Esta realidad profunda se resume en la famosa fórmula est ipsum esse, que significa que Dios es el Ser subsistente por sí mismo. No es un objeto que posee la cualidad de existir, sino que la existencia misma constituye su propia naturaleza íntima.
Sin embargo, surge un desafío inevitable debido a las limitaciones de nuestra mente humana. Al ser criaturas finitas, nuestra razón no puede captar de un solo vistazo esta simplicidad absoluta. Para poder acercarnos a este misterio y lograr concebirlo, nos vemos obligados a separar mentalmente lo que en la realidad divina es uno solo, distinguiendo artificialmente entre la existencia y la esencia.

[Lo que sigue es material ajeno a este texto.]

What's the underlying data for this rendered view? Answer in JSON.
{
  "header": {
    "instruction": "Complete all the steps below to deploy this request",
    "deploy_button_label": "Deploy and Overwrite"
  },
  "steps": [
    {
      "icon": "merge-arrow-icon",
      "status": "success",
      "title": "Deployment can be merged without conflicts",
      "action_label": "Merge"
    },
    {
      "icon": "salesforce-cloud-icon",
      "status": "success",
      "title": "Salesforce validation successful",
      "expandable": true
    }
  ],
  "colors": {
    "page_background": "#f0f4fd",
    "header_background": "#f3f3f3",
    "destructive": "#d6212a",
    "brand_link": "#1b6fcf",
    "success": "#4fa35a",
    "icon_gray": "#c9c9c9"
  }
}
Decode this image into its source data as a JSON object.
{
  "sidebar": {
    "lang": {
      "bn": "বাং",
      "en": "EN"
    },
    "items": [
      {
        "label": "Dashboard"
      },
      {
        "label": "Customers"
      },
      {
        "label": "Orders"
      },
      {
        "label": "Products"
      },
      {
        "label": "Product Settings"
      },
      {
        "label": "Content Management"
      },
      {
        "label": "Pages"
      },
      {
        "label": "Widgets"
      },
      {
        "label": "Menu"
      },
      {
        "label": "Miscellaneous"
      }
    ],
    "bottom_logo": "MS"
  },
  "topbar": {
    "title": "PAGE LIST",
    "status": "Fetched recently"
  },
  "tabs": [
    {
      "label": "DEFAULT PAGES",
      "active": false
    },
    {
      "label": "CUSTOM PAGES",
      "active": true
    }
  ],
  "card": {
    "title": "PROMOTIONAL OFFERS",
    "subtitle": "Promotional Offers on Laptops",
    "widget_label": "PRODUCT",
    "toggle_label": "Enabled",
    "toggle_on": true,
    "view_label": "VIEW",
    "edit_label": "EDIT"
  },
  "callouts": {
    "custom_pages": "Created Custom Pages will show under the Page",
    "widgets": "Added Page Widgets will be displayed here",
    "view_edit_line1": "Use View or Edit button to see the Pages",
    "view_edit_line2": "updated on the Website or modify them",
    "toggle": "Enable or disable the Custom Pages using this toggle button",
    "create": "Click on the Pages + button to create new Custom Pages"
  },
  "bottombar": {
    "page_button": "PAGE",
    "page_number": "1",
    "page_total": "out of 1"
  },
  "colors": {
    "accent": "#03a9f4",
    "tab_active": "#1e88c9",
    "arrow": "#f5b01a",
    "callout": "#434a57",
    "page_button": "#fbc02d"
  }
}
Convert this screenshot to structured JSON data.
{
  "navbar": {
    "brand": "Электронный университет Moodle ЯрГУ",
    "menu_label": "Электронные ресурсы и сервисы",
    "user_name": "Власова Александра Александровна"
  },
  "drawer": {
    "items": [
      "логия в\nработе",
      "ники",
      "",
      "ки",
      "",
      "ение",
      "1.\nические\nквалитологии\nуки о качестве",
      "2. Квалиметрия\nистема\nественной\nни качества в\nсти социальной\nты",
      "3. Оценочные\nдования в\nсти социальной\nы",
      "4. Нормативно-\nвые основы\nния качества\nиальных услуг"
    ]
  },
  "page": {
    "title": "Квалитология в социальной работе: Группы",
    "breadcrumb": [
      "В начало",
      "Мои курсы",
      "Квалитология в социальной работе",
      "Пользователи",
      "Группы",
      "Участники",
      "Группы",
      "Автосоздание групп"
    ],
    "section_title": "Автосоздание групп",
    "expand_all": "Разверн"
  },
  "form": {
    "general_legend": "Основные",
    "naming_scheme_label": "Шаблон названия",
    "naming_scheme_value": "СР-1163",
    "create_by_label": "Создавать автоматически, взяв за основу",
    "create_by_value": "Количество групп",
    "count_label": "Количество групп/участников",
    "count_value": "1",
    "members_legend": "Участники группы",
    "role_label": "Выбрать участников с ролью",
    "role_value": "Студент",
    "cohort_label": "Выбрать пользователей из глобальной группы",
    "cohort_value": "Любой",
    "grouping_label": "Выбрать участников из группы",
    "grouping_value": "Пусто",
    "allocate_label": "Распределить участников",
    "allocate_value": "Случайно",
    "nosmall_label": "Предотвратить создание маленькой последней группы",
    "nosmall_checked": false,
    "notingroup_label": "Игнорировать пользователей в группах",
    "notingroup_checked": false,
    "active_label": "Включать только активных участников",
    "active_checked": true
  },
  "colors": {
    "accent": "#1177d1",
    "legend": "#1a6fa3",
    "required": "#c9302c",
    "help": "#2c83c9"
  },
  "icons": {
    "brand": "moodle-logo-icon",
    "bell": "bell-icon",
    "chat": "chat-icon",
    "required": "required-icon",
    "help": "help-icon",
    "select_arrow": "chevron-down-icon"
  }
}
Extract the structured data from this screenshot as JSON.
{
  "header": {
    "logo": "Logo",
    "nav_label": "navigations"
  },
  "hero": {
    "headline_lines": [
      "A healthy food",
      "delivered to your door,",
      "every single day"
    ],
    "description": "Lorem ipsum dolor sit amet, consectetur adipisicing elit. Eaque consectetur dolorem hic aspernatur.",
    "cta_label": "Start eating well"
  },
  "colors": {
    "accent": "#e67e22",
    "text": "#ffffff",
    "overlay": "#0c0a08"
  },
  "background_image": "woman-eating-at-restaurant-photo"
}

De este modo, aunque en el plano metafórico y conceptual dividimos estos atributos para intentar comprenderlos, la teología tomista nos recuerda que en el plano real no existe tal separación. Todo en Dios se reduce a un acto puro de ser, una simplicidad tan radical que escapa a cualquier categoría creada, recordándonos la absoluta trascendencia de lo divino frente a nuestro entendimiento limitado.